A fully specified build/farm strategy would consist of which enemies to visit each turn and which turns to buy each upgrade. But given the simplicity of the game, it probably makes little difference to represent a build as simply a sequence of "target" builds to attain, leaving the intermediate steps to be approximated by linear interpolation by the evaluation function. Given a build order, the optimal farming strategy for that particular build order follows, as a matter of determining which enemy is the most profitable in terms of gold gained minus expenses incurred by repairs.

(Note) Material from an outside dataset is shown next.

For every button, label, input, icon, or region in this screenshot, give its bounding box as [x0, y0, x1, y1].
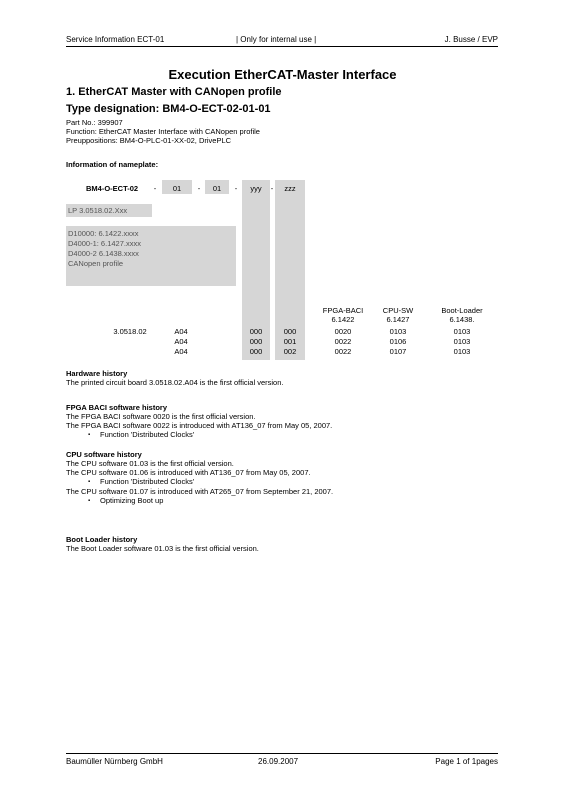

Still, the space of possible build orders is vast. Holding the total cost fixed, a build has three degrees of freedom; this space can be reasonably discretized into anywhere from 12 to 100 different configurations. Yet, a build order containing multiple builds increases the space to be searched exponentially. Finding a truly optimal build is therefore difficult; however, if one is willing to settle for slightly less, a "greedy" approach of building up a build order piece-by-piece is quite feasible; and indeed, has great synergy with an iterative design strategy.
Project Code
I am currently using R (www.cran.org) for this project simply because I have the most experience with the language, and because of the wealth of mathematical and plotting functions publicly available for the platform. I finished running a test to check that the combat system was sufficiently deep. Now working on the implementation of the evaluation function for build orders.
Edited by snarles2, 21 June 2012 - 06:59 AM.